Lincoln University will pay the increased cost of employees’ health care, President Jerald Jones Woolfolk told curators Thursday.
Monthly premiums are going up about $125 a month, she reported.
“I just did not feel, nor did the Cabinet feel, that that was a burden our employees should be bearing, in light of the fact that they have not received raises in a number of years,” she said.
Sandy Koetting, LU’s vice president for finance, found money in Lincoln’s existing budget to cover the increased costs, Woolfolk said, adding: “Our employees will continue to pay the $23 (premium).”
Woolfolk acknowledged the subsidy “is not much, but, as we grow our enrollment and our tuition, we do have, at the top of our list, providing some way to increase pay.”

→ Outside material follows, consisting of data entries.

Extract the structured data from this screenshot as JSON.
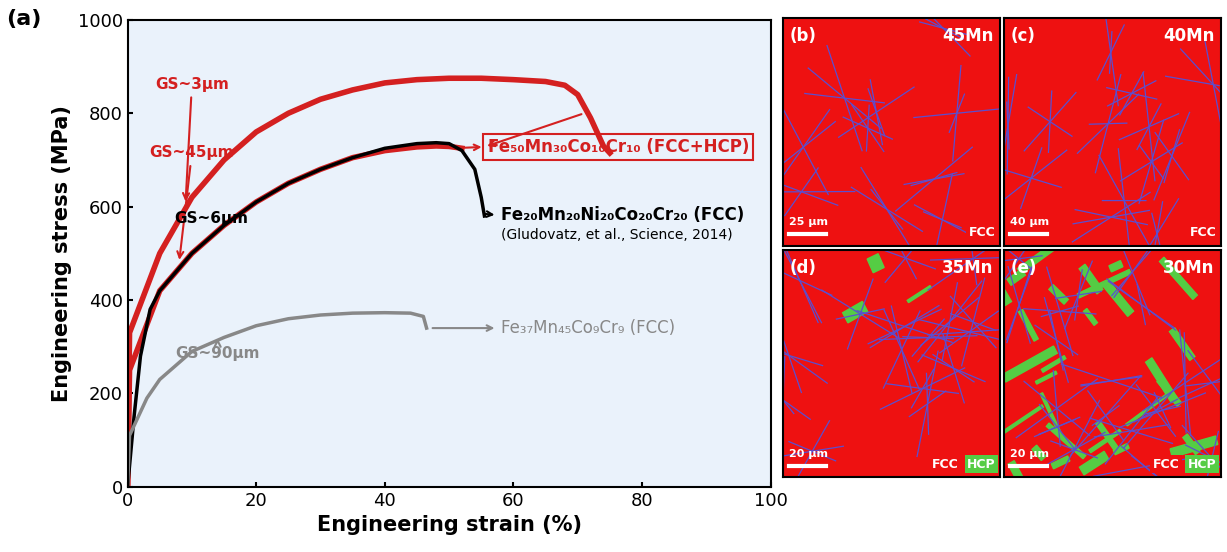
{
  "chart_data": {
    "type": "line",
    "panel_label": "(a)",
    "x_label": "Engineering strain (%)",
    "y_label": "Engineering stress (MPa)",
    "xlim": [
      0,
      100
    ],
    "xticks": [
      0,
      20,
      40,
      60,
      80,
      100
    ],
    "ylim": [
      0,
      1000
    ],
    "yticks": [
      0,
      200,
      400,
      600,
      800,
      1000
    ],
    "grid": false,
    "series": [
      {
        "name": "GS~3μm",
        "color": "#d42020",
        "x": [
          0,
          0.3,
          5,
          10,
          15,
          20,
          25,
          30,
          35,
          40,
          45,
          50,
          55,
          60,
          65,
          68,
          70,
          72,
          74,
          75
        ],
        "values": [
          0,
          330,
          500,
          620,
          700,
          760,
          800,
          830,
          850,
          865,
          872,
          875,
          875,
          872,
          868,
          860,
          840,
          790,
          730,
          715
        ]
      },
      {
        "name": "GS~45μm",
        "color": "#d42020",
        "x": [
          0,
          0.3,
          5,
          10,
          15,
          20,
          25,
          30,
          35,
          40,
          45,
          48,
          50,
          52
        ],
        "values": [
          0,
          250,
          420,
          500,
          560,
          610,
          650,
          680,
          705,
          720,
          728,
          730,
          729,
          725
        ]
      },
      {
        "name": "GS~6μm",
        "color": "#000000",
        "x": [
          0,
          1,
          2,
          3.5,
          5,
          10,
          15,
          20,
          25,
          30,
          35,
          40,
          45,
          48,
          50,
          52,
          54,
          55,
          55.5
        ],
        "values": [
          0,
          150,
          280,
          380,
          420,
          500,
          560,
          610,
          650,
          680,
          705,
          725,
          735,
          737,
          735,
          720,
          680,
          620,
          580
        ]
      },
      {
        "name": "GS~90μm",
        "color": "#888888",
        "x": [
          0,
          0.3,
          3,
          5,
          10,
          15,
          20,
          25,
          30,
          35,
          40,
          44,
          46,
          46.5
        ],
        "values": [
          0,
          110,
          190,
          230,
          290,
          320,
          345,
          360,
          368,
          372,
          373,
          372,
          365,
          340
        ]
      }
    ],
    "annotations": [
      {
        "text": "Fe₅₀Mn₃₀Co₁₀Cr₁₀ (FCC+HCP)",
        "color": "#d42020"
      },
      {
        "text": "Fe₂₀Mn₂₀Ni₂₀Co₂₀Cr₂₀ (FCC)",
        "color": "#000000"
      },
      {
        "text": "(Gludovatz, et al., Science, 2014)",
        "color": "#000000"
      },
      {
        "text": "Fe₃₇Mn₄₅Co₉Cr₉ (FCC)",
        "color": "#888888"
      }
    ]
  },
  "micrographs": [
    {
      "panel_label": "(b)",
      "label": "45Mn",
      "scale_bar": "25 μm",
      "phases": [
        "FCC"
      ]
    },
    {
      "panel_label": "(c)",
      "label": "40Mn",
      "scale_bar": "40 μm",
      "phases": [
        "FCC"
      ]
    },
    {
      "panel_label": "(d)",
      "label": "35Mn",
      "scale_bar": "20 μm",
      "phases": [
        "FCC",
        "HCP"
      ]
    },
    {
      "panel_label": "(e)",
      "label": "30Mn",
      "scale_bar": "20 μm",
      "phases": [
        "FCC",
        "HCP"
      ]
    }
  ],
  "phase_colors": {
    "FCC": "#ee1111",
    "HCP": "#55cc44"
  }
}
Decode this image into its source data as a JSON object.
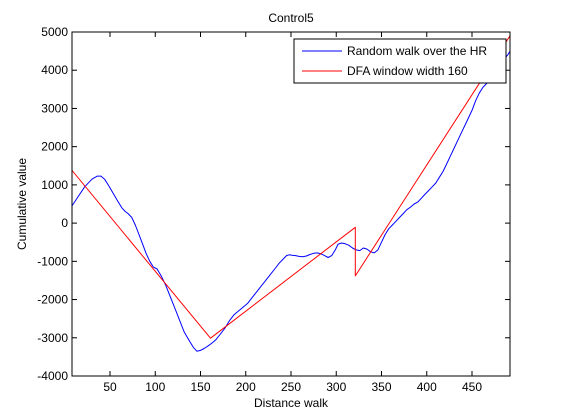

Math teacher Stephanie Clark, current chair of the Faculty Senate, reported the school’s teachers also have been discussing the state of health insurance and were pleased with Woolfolk’s decision to help.
“It was definitely meaningful that Dr. Woolfolk has made it a priority to invest in employees,” Clark told the curators, noting insurance costs have an impact on recruiting new faculty and staff.
Woolfolk told the News Tribune after Thursday’s meeting: “I hope people would not be concerned” about the additional subsidy, “because we (already) cover part of their insurance, anyway.”
The main focus of Thursday’s meeting was a 40-minute presentation from BKD CPAs, the Springfield-based firm that does Lincoln’s annual audit.
Although Curators looked at a number of detailed charts and graphs and asked questions about details in the report, the main news was auditors found no problems and gave LU what’s known as a “clean” report.
Woolfolk told a reporter: “We’re very pleased with that. … We’re in pretty good (financial) shape (and) we’re going to get in better shape.”
LU officials are developing requests for proposals to redesign Lincoln’s website (lincolnu.edu) and to bring a brick-and-mortar bookstore back to the campus, in addition to the current online offerings.
Woolfolk said some of the Title III grant for technology will be used for the website improvements.
No deadline was set, yet, on when those proposals would be set for bids, needing the Curators’ approval.
Lincoln already is attracting applications for the school year that begins next fall.
“That’s good news,” Woolfolk said. “The great thing is, we haven’t actually developed our (recruiting) plan, but I’m a former enrollment manager,” as is Student Affairs Vice President Marcus Chanay.
“So, we’ve worked the plans before (and) we know what the plans (should) look like,” Woolfolk added. “We are going off the experience that we have and what should be done as we increase our enrollment and recruit students.”
Woolfolk also pointed curators to an article in HBCU Digest, a national publication, on Lincoln’s Wednesday announcement 100 percent of the LU Nursing School’s 37 graduates from May 2018 passed the National Licensure Examination (NCLEX) and have been licensed as nurses.
“We should be very proud” that news of LU’s successes is being spread nationwide, Woolfolk said.
An LU news release this week noted the National Council of State Boards of Nursing reported a total of 200,448 aspiring nurses took the exam in 2018 — with 76 percent of them passing.
“The field of nursing requires a passion, and that passion is evident in the work of our students who matriculate through our programs,” Ann McSwain, dean of the Lincoln University School of Nursing, said in the news release.
“The same can be said for our faculty who work so hard to educate our future leaders in health care.”